Shutting himself in his office with a large glass of wine, Jack began making notes. He wrote down as much as he could recall of his conversation with Helga, then everything he could remember about the description of the victim. Next he opened a drawer in his desk to remove the photographs he had cut from magazines after finding the invitation to the art gallery showing. He laid out all the pictures of Detmar Steinburg, the art dealer. Could he be missing and no one had reported it? That had to be doubtful, so he jotted down the gallery phone number from the invitation to call the following morning.

Jack then remembered the well-dressed black man he had seen at the framer’s. He had to skim through his mobile to find the exact date when he and Marius had been at the market, the day he had taken one of the invitations. He also noted that he had seen the wooden cross. Lastly, he searched around in his desk drawers to find an old burner phone, which he could use to contact the art gallery.

Maggie was fast asleep when Jack got into bed beside her. As his brain would not stop ticking over, he took one of her sleeping tablets. He had a lot to do the next day and needed a good night’s sleep.

The next day, Jack dressed in jeans and a sweater and his old leather bomber jacket, putting the now fully charged burner phone in his briefcase. Gladys could be heard hoovering the stairs, yanking the hoover cable after her and talking to someone on her phone. She gave him a beaming smile as he eased past her to collect the car keys and hurry out of the house just before nine thirty. He reckoned it might still be too early to call the art gallery, so he decided to get to the station and call from the car park.

By the time Jack was parked up, it was almost ten. He took the invitation out of the glove compartment along with his burner phone. Dialling the number, he waited as it rang three times before a posh-sounding woman answered.

‘Steinburg gallery.’

‘Good morning. I am just calling to confirm the gallery event is on this Saturday.’

‘Of course, the doors open at six thirty. We will be showing a new collection.’

‘Ah good, and I presume by black tie, that will be evening dress?’

‘Yes, as usual. May I ask who is calling?’
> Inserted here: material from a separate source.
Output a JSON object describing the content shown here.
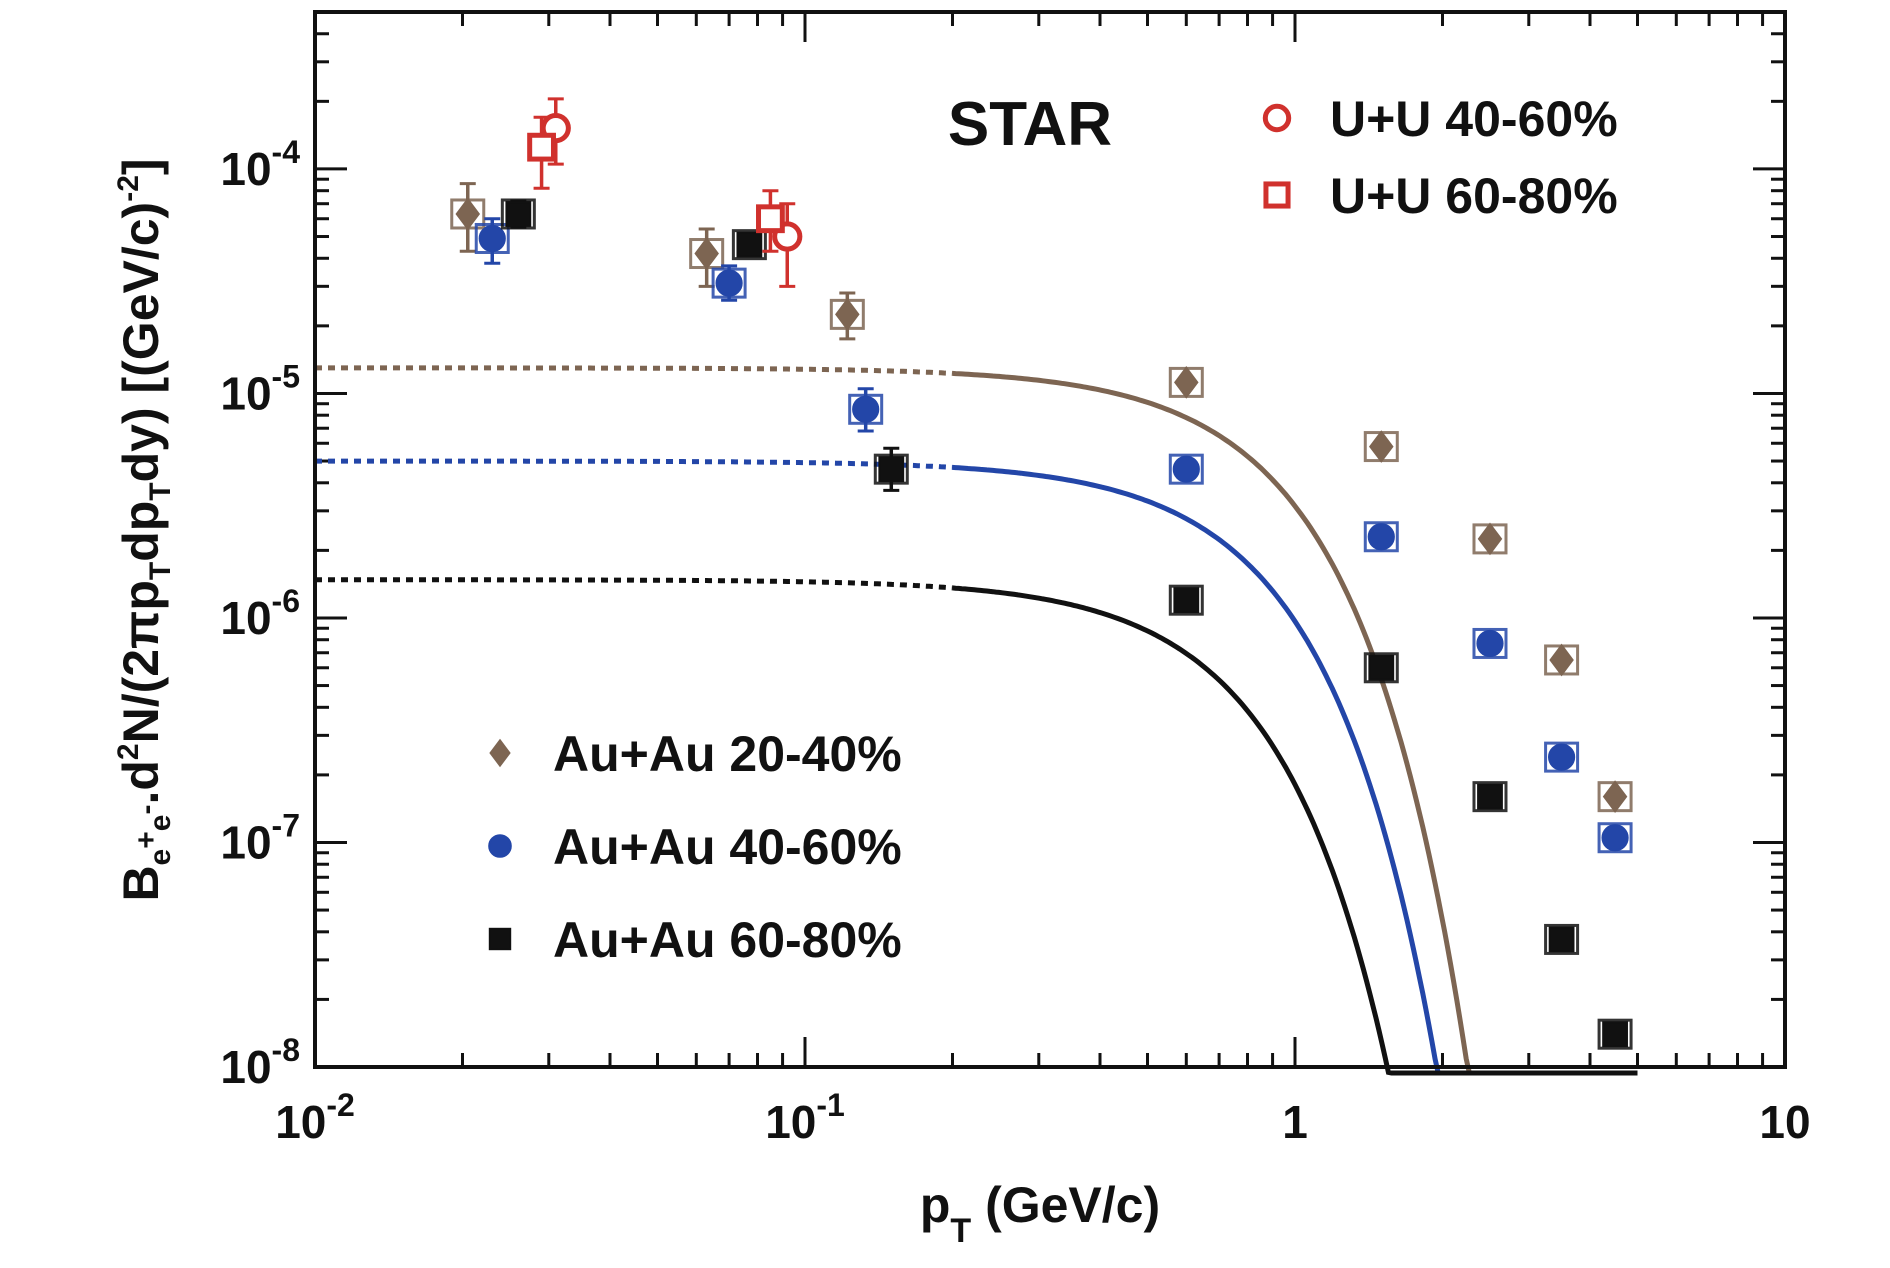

Jack picked up an empty bag of crisps and crinkled it near the phone, simultaneously saying he was flying in from Zurich, before cutting off the call. He sat thinking for a minute. So he must have been wrong about the victim being Detmar Steinburg. But he still wanted to check out the gallery. He was trying to think if his old dinner jacket and dress shirt would pass muster because there was no way he could afford to hire a monkey suit. Someone rapped on his window, and he whipped around to see Laura holding a takeaway coffee and wrapped toasted sandwich.

‘Get a move on. It’s after ten.’

He stashed the invitation and burner phone in the glove compartment and they headed into the station.

‘I don’t suppose you’ve heard anything from Josh?’ Laura asked.

Jack stopped in his tracks. ‘I thought we had both agreed to let this go.’

She held up her hands. ‘OK, yeah, you’re right. If it makes you feel better, I’ve already got rid of all the files on Middleton. And so far there’s been hardly anything in the press.’

Laura and Jack were the last to enter the boardroom to hear DCI Armani issuing instructions about the YMCA event, insisting officers record the attendees’ details and their relationship to the gang members. They did their best to look attentive.